The recent government focus on innovation and a number of successful startup exits have delivered fantastic exposure for early-stage ventures, resulting in more entrepreneurs than ever before pitching their ideas to investors.

The early stage funding ecosystem is varied and complex.

To ensure entrepreneurs fully capitalise on this “ideas boom” and attract the necessary capital, it’s crucial that entrepreneurs understand the difference between funding sources.

Angel investors are typically high net worth individuals who want to work in collaboration with other experienced investors to pool their resources and help diversify their risk.

Angel investors provide capital, connections and experience typically in a syndicate, and here’s how to attract them to your startup.

1. Get the fundamentals right

People make great businesses. Angels are looking primarily for inspirational founders who can do more than talk up an idea, but also lead a business team to deliver a healthy risk adjusted return on capital invested. Attract the right people for your business to attract the right funding.

Great businesses are often the result of strategic and execution planning.

Take the time to step out and climb to the top of your mountain. Many startups pitch great ideas that lack the right people or plan and fail to get funding as a result.

2. Know the angel audience and pitch accordingly

Identify the angel group most suitable to your business – this may mean pitching in another state or city.

Angels often have domain expertise and networks in one or more sectors, and tend to invest in these areas or business models. This means startups need to know their industry dynamics and key business metrics when pitching, as well as understand the resources required to win. Data driven startups know what they need stand out.

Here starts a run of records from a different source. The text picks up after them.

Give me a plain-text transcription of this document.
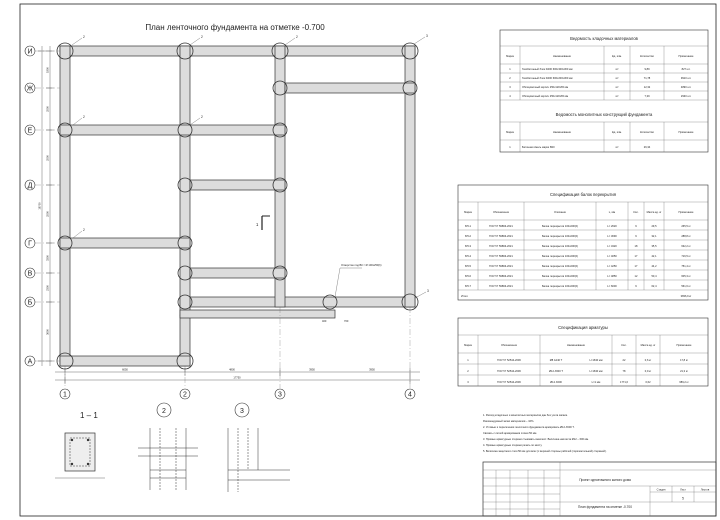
План ленточного фундамента на отметке -0.700
И
Ж
Е
Д
Г
В
Б
А
1	2	3	4
6050	4800	3950	3950
17750
1800
2500
2500
2500
3300
2300
3600
16700
1
2	2	2	3
2	2
2
3
Отверстие под ВК ≈ Ø 100х250(h)
400	700
1 – 1	2	3
Ведомость кладочных материалов
Марка	Наименование	Ед. изм.	Количество	Примечание
1	Газобетонный блок D400 600х300х300 мм	м³	9,89	827 шт.
2	Газобетонный блок D400 600х200х300 мм	м³	71,78	9910 шт.
3	Облицовочный кирпич 250х120х65 мм	м³	12,32	4890 шт.
4	Облицовочный кирпич 250х120х65 мм	м³	7,39	2930 шт.
Ведомость монолитных конструкций фундамента
Марка	Наименование	Ед. изм.	Количество	Примечание
1	Бетонная смесь марки В20	м³	26,34
Спецификация балок перекрытия
Марка	Обозначение	Описание	L, мм	Кол.	Масса ед. кг	Примечание
БП-1	ГОСТ Р 59893-2021	Балка перекрытия 100х200(h)	L= 2620	9	29,5	265,5 кг
БП-2	ГОСТ Р 59893-2021	Балка перекрытия 100х200(h)	L= 3090	9	32,1	288,8 кг
БП-3	ГОСТ Р 59893-2021	Балка перекрытия 100х200(h)	L= 3420	18	35,5	632,2 кг
БП-4	ГОСТ Р 59893-2021	Балка перекрытия 100х200(h)	L= 4050	17	42,1	716,5 кг
БП-5	ГОСТ Р 59893-2021	Балка перекрытия 100х200(h)	L= 4250	17	44,2	751,4 кг
БП-6	ГОСТ Р 59893-2021	Балка перекрытия 100х200(h)	L= 4850	12	50,4	605,3 кг
БП-7	ГОСТ Р 59893-2021	Балка перекрытия 100х200(h)	L= 6000	9	62,4	561,6 кг
Итого	3836,9 кг
Спецификация арматуры
Марка	Обозначение	Наименование	Кол.	Масса ед. кг	Примечание
1	ГОСТ Р 52544-2006	Ø8 А240 Т	L=1630 мм	22	0,6 кг	17,8 кг
2	ГОСТ Р 52544-2006	Ø12 А500 Т	L=1630 мм	78	0,9 кг	21,3 кг
3	ГОСТ Р 52544-2006	Ø12 А500	L=1 мм	1771,6	0,62	689,2 кг
1. Расход кладочных и монолитных материалов дан без учета запаса.
Рекомендуемый запас материалов – 10%.
2. Угловые и пересечения ленточного фундамента армировать Ø12 А500 Т.
Связать с сеткой армирования слоем 50 мм.
3. Прямые арматурные стержни стыковать внахлест. Величина нахлеста Ø12 – 600 мм.
4. Прямые арматурные стержни резать по месту.
5. Величина защитного слоя 50 мм для всех (с верхней стороны рабочей (горизонтальной) стержней).
Проект одноэтажного жилого дома
План фундамента на отметке -0.700
Стадия	Лист	Листов
5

3. Provide an opportunity for angels to value add

An angel deal differs from aggressive shark-style funding.

Angels typically look to add value and achieve reasonable returns on a diversified portfolio. Angels may take an active interest in the business either on the board of directors, an advisory board or helping with network introductions, business guidance and founder mentorship.

Angels are helpful with key strategic decisions, leadership team hires or raising additional funds. Be mindful of the angel value add when drafting a terms sheet.

4. Be deal ready

So the angels love your pitch, now what?

Often, companies are under prepared for due diligence and drag out the process. To save time and sustain deal momentum, I always recommend that startups prepare and offer the background information that supports their business proposition. This includes a detailed outline of the competition, product, pricing, business and financial model, leadership background, regulatory and legal aspects as well as other transactions.

Post-pitch, angels will conduct two to three meetings amongst themselves to work through the high-level pros and cons of the investment before progressing to deal stage.

Having an engaging pitch isn’t enough to get a deal over the line; it’s the ensuing due diligence stage that is the most critical part of all, and the stage where many deals may drop out.

5. Be realistic

While angels don’t necessarily need to see a product that is already built and demonstrating commercial traction before they are willing to invest, the reality is that out of every 10 investments an angel will make, more than half of those may fail, with only one or two delivering stellar returns, and around three to four breaking even.

Angels are experienced in this “investment lottery”, which in turn impacts significantly on their decisions. So you have to thoroughly convince an angel that you are worth taking a risk on, and that their investment in you will fall into the 20% portion of their portfolio that actually delivers. Terms should reflect this early stage risk.

Angels place great importance on the quality of the founders, retaining and incentivising their performance.

Ultimately, angels want to be the ones to give your business the wings it needs to soar and succeed.